An article by Pillai and Kain (10) showed less-favorable results with the Triage compared to ours; however, this study did not include an evaluation of the C. parvum component of the assay, and it compared E. histolytica/E. dispar detection to an EIA method as the "gold standard" rather than to O&P. Their finding of a sensitivity of 68.3% with the Triage assay in the detection of E. histolytica/E. dispar, as explained by the authors, was due to the sensitivity of the two assays, with the EIA detecting down to 250 trophozoites/ml of specimen, whereas the Triage required >1,000 trophozoites/ml of specimen to give a clearly positive result. These authors found the sensitivity of the Triage assay for detecting G. lamblia to be 88.3%, which was also lower than what was found in the current study. Another evaluation of the Triage product has been published very recently (7). That article demonstrated sensitivities and specificities similar to those obtained in our study, and these authors recommend the use of the Triage as an alternate method for performing simultaneous and discrete detection of these three parasites in fecal specimens.

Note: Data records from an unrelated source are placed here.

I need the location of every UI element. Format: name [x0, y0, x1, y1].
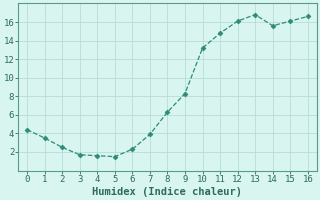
- X-axis label: Humidex (Indice chaleur): Humidex (Indice chaleur): [92, 186, 243, 197]
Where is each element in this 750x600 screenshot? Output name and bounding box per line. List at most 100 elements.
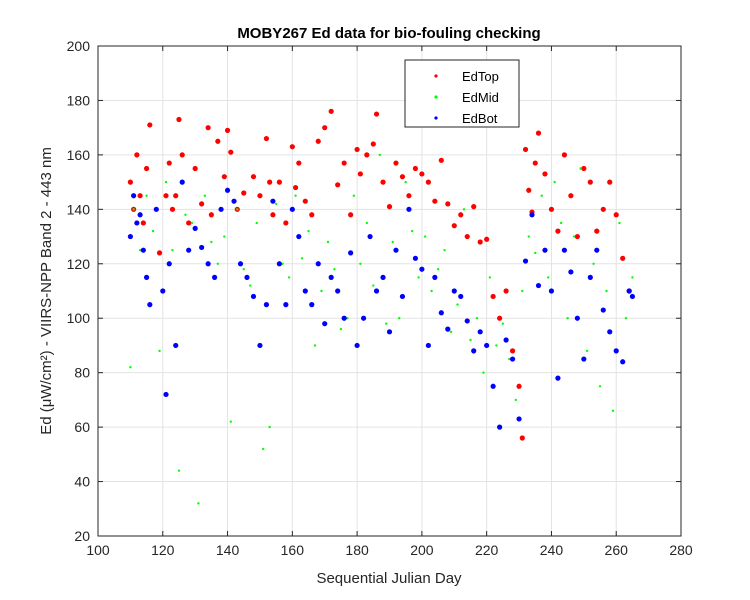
data-point-edtop bbox=[600, 206, 606, 212]
data-point-edbot bbox=[386, 329, 393, 335]
data-point-edbot bbox=[134, 220, 140, 226]
data-point-edtop bbox=[199, 201, 205, 207]
data-point-edbot bbox=[555, 375, 561, 381]
chart-title: MOBY267 Ed data for bio-fouling checking bbox=[237, 25, 540, 42]
data-point-edmid bbox=[236, 208, 239, 211]
data-point-edmid bbox=[255, 221, 258, 225]
data-point-edmid bbox=[514, 398, 518, 402]
data-point-edbot bbox=[438, 310, 444, 316]
data-point-edmid bbox=[307, 229, 310, 233]
data-point-edmid bbox=[145, 194, 148, 197]
data-point-edtop bbox=[296, 160, 302, 166]
data-point-edbot bbox=[509, 356, 516, 362]
data-points bbox=[127, 108, 636, 505]
x-tick-label: 200 bbox=[410, 542, 434, 558]
data-point-edtop bbox=[137, 193, 143, 199]
data-point-edbot bbox=[522, 258, 529, 264]
data-point-edmid bbox=[372, 284, 375, 287]
data-point-edbot bbox=[231, 198, 237, 204]
data-point-edtop bbox=[587, 179, 593, 185]
data-point-edmid bbox=[164, 180, 168, 184]
data-point-edtop bbox=[471, 204, 477, 210]
x-tick-label: 140 bbox=[216, 542, 240, 558]
y-tick-label: 100 bbox=[67, 310, 91, 326]
data-point-edtop bbox=[263, 135, 270, 142]
data-point-edmid bbox=[242, 268, 245, 271]
data-point-edtop bbox=[127, 179, 133, 185]
data-point-edbot bbox=[432, 274, 438, 280]
data-point-edmid bbox=[326, 240, 330, 244]
data-point-edbot bbox=[484, 342, 490, 349]
data-point-edmid bbox=[417, 276, 420, 279]
legend-label-edtop: EdTop bbox=[462, 69, 499, 84]
data-point-edbot bbox=[477, 329, 483, 335]
x-tick-label: 260 bbox=[605, 542, 629, 558]
data-point-edbot bbox=[399, 293, 406, 300]
data-point-edbot bbox=[173, 342, 179, 349]
data-point-edtop bbox=[484, 236, 490, 242]
data-point-edtop bbox=[156, 250, 163, 256]
data-point-edmid bbox=[462, 208, 466, 211]
data-point-edbot bbox=[147, 302, 153, 308]
data-point-edmid bbox=[294, 194, 297, 197]
data-point-edbot bbox=[607, 329, 613, 335]
data-point-edtop bbox=[568, 193, 574, 199]
data-point-edbot bbox=[328, 274, 334, 280]
data-point-edbot bbox=[548, 288, 555, 294]
data-point-edmid bbox=[618, 221, 621, 225]
data-point-edbot bbox=[419, 266, 425, 272]
data-point-edtop bbox=[406, 193, 412, 199]
data-point-edmid bbox=[268, 425, 271, 429]
data-point-edbot bbox=[425, 342, 431, 349]
data-point-edmid bbox=[611, 409, 615, 412]
data-point-edbot bbox=[587, 274, 593, 280]
data-point-edmid bbox=[553, 180, 556, 184]
data-point-edtop bbox=[208, 212, 214, 218]
data-point-edtop bbox=[561, 152, 568, 158]
data-point-edbot bbox=[199, 244, 205, 251]
data-point-edtop bbox=[289, 144, 295, 150]
data-point-edtop bbox=[134, 152, 140, 158]
y-tick-label: 60 bbox=[74, 419, 90, 435]
data-point-edbot bbox=[629, 293, 636, 300]
data-point-edmid bbox=[430, 289, 433, 293]
y-axis-label: Ed (μW/cm²) - VIIRS-NPP Band 2 - 443 nm bbox=[38, 147, 55, 435]
data-point-edtop bbox=[548, 206, 555, 212]
data-point-edmid bbox=[339, 327, 343, 331]
data-point-edbot bbox=[574, 315, 580, 321]
data-point-edmid bbox=[287, 276, 291, 279]
data-point-edmid bbox=[410, 229, 414, 233]
data-point-edbot bbox=[380, 274, 386, 280]
data-point-edmid bbox=[443, 248, 446, 252]
data-point-edtop bbox=[542, 171, 548, 177]
data-point-edmid bbox=[398, 317, 401, 320]
y-tick-label: 20 bbox=[74, 528, 90, 544]
data-point-edbot bbox=[153, 206, 159, 212]
data-point-edmid bbox=[281, 262, 284, 265]
data-point-edtop bbox=[364, 152, 370, 158]
data-point-edbot bbox=[451, 288, 457, 294]
data-point-edmid bbox=[132, 208, 135, 211]
data-point-edbot bbox=[160, 288, 166, 294]
data-point-edbot bbox=[309, 302, 315, 308]
legend-marker-edbot bbox=[434, 116, 438, 120]
data-point-edbot bbox=[127, 233, 133, 240]
data-point-edtop bbox=[386, 204, 393, 210]
x-tick-label: 280 bbox=[669, 542, 693, 558]
data-point-edtop bbox=[221, 174, 227, 180]
data-point-edmid bbox=[197, 502, 200, 505]
data-point-edtop bbox=[526, 187, 532, 193]
data-point-edbot bbox=[205, 261, 211, 267]
data-point-edmid bbox=[423, 235, 427, 238]
data-point-edmid bbox=[495, 344, 498, 347]
data-point-edmid bbox=[313, 344, 317, 347]
data-point-edmid bbox=[129, 366, 132, 369]
data-point-edtop bbox=[192, 165, 198, 172]
grid bbox=[98, 46, 681, 536]
data-point-edmid bbox=[521, 289, 524, 293]
data-point-edtop bbox=[516, 383, 522, 389]
x-tick-label: 160 bbox=[281, 542, 305, 558]
data-point-edtop bbox=[532, 160, 538, 166]
data-point-edtop bbox=[186, 220, 192, 226]
data-point-edmid bbox=[151, 229, 155, 233]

Although the sensitivity and specificity of the Triage assay were determined to be excellent in that study, the authors acknowledge the limited number of positive specimens that were evaluated during the study period in order to evaluate the sensitivity of the assay. A sufficient number of negative specimens was evaluated in the present study to substantiate the specificity of the Triage assay, and the recent article by Garcia et. al. (2000) confirms the sensitivity reported here.

In conclusion, the Triage test is a rapid, easily performed and interpreted EIA for the detection of three prevalent parasites in the United States and shows excellent sensitivity and specificity for all three parasites. In addition, this assay could be utilized by personnel that do not have extensive training in manual parasitological methods.